Em seu terceiro longa, "Pachamama", o diretor carioca Eryk Rocha atravessa a tríplice fronteira entre o Brasil, o Peru e a Bolívia, no Acre, para realizar um documentário em que investiga a ebulição que atinge os povos indígenas na América do Sul, especialmente na Bolívia, sob a presidência de Evo Morales.
O filme, que estreia em São Paulo e no Rio de Janeiro, foi viabilizado como um projeto para a TV, que rendeu também uma minissérie já exibida no Canal Brasil e a ser mostrada também no Canal Futura. Em abril, "Pachamama" será lançado no cinema em La Paz.
Filho do lendário Glauber Rocha ("Deus e o Diabo na Terra do Sol"), cuja memória explorou em seu filme de estreia, "Rocha que Voa" (2002), Eryk herda do pai esta preocupação com uma identidade latino-americana que atravessa fronteiras.

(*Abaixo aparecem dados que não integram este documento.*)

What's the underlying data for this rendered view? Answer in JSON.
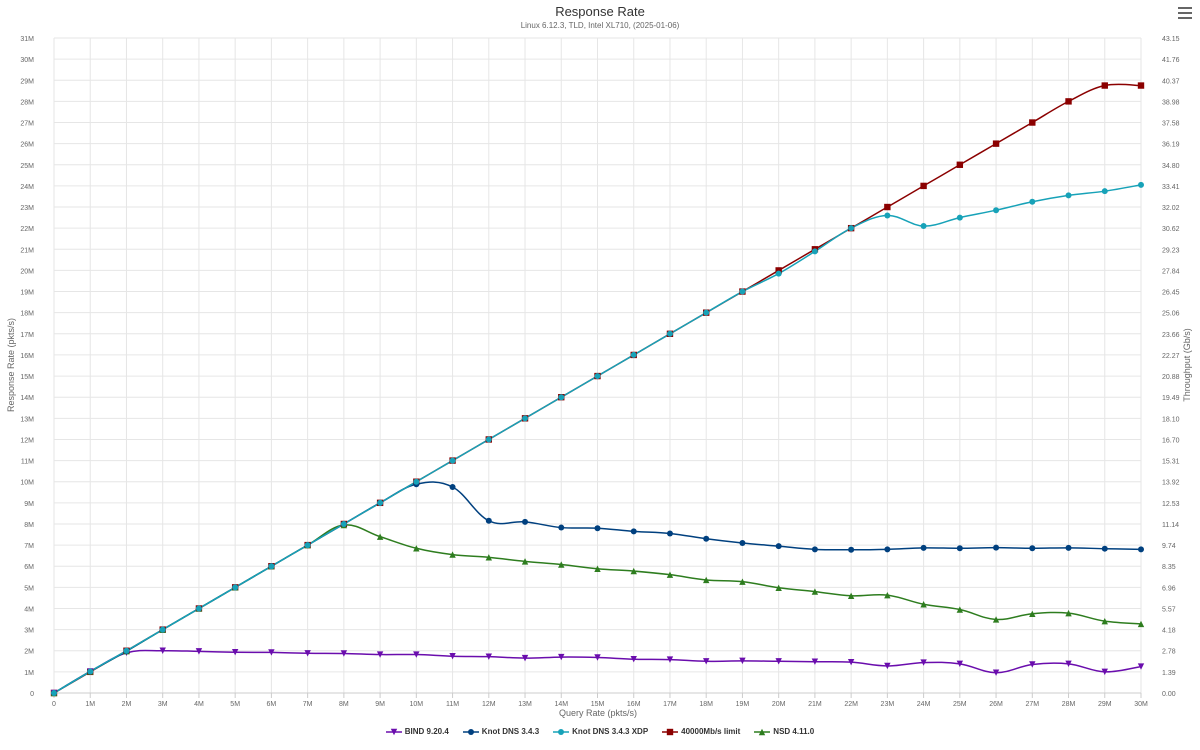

Mas assume um ponto de vista bem diferente, com registro temporal atualizado, ao focar a retomada da cultura ancestral por parte dos quéchuas, aymaras e outros povos nativos.
Fazendo ele mesmo a câmera do filme, Eryk toma o pulso de uma inquietação que vem tomando as nações de maioria indígena da América do Sul, a partir da chegada ao poder do boliviano Morales -- o primeiro presidente indígena do continente, eleito em 2005 e reeleito em 2009.
O cineasta anda no meio da rua, entra em discussões espontâneas, em que surgem as mais diversas teses. Um homem defende a volta a uma nação aymara original, hoje dividida entre Peru, Bolívia e Argentina, e acha inevitável o derramamento de sangue. Outros discordam. De todo modo, a reavaliação da herança indígena que resistiu à colonização de espanhois e portugueses está na ordem do dia.
Filmando em meados de 2007, Eryk acompanha parte das grandes manifestações e assembleias para debate sobre novas formas de organização e divisão comunitárias da terra, bem como a nacionalizações de alguns setores, temas candentes da Bolívia sob Morales. Flagra também um momento de crise em Santa Cruz, província que luta historicamente para emancipar-se da Bolívia -- e cujo representante, numa entrevista, elogia para o cineasta o que encara como a pouca disposição agressiva dos brasileiros para resolver seus conflitos, preferindo o "jeitinho".
Louro e de olhos claros, Eryk tem que lidar também com a desconfiança que desperta entre as pessoas, que o confundem com um "gringo" (norte-americano) ou jornalista -- categoria que também desperta a desconfiança de muitos, devido ao viés crítico que enxergam na maioria das reportagens, especialmente de televisão, ao retratarem a movimentação popular.
Não falta também a exposição de uma das teses internacionalmente mais polêmicas de Morales -- um ex-cocalero que defende o tradicional consumo das folhas de coca pelos indígenas contra o cansaço e a fome. "Não vejo porque a coca seja ilegal para os índios e legal apenas para a Coca-Cola", costuma dizer.
Umas das sequências mais impressionantes é a visita a Potosí que, no período da colonização espanhola, chegou a ser a maior mina de prata do mundo. Hoje com uma produção apenas residual, a mina é um cenário fantasmagórico, em que os mineiros mantêm bonecos de entidades mágicas para espantar o maior fantasma local -- o risco de morte. Segundo autores como o escritor uruguaio Eduardo Galeano, autor do clássico livro "As Veias Abertas da América Latina", oito milhões de mineiros teriam morrido ali desde o século XVI.
Proporcionalmente, o Brasil ocupa pouco espaço no filme, ao contrário do que acontece na série. O único país falante de português do continente, entretanto, é mencionado às vezes, seja de maneira realista ou equivocada. Num dado momento, alguém diz que o Brasil tem "70% de analfabetos", um número absurdo. Quase sempre, o Brasil é lembrado como o vizinho maior e mais rico.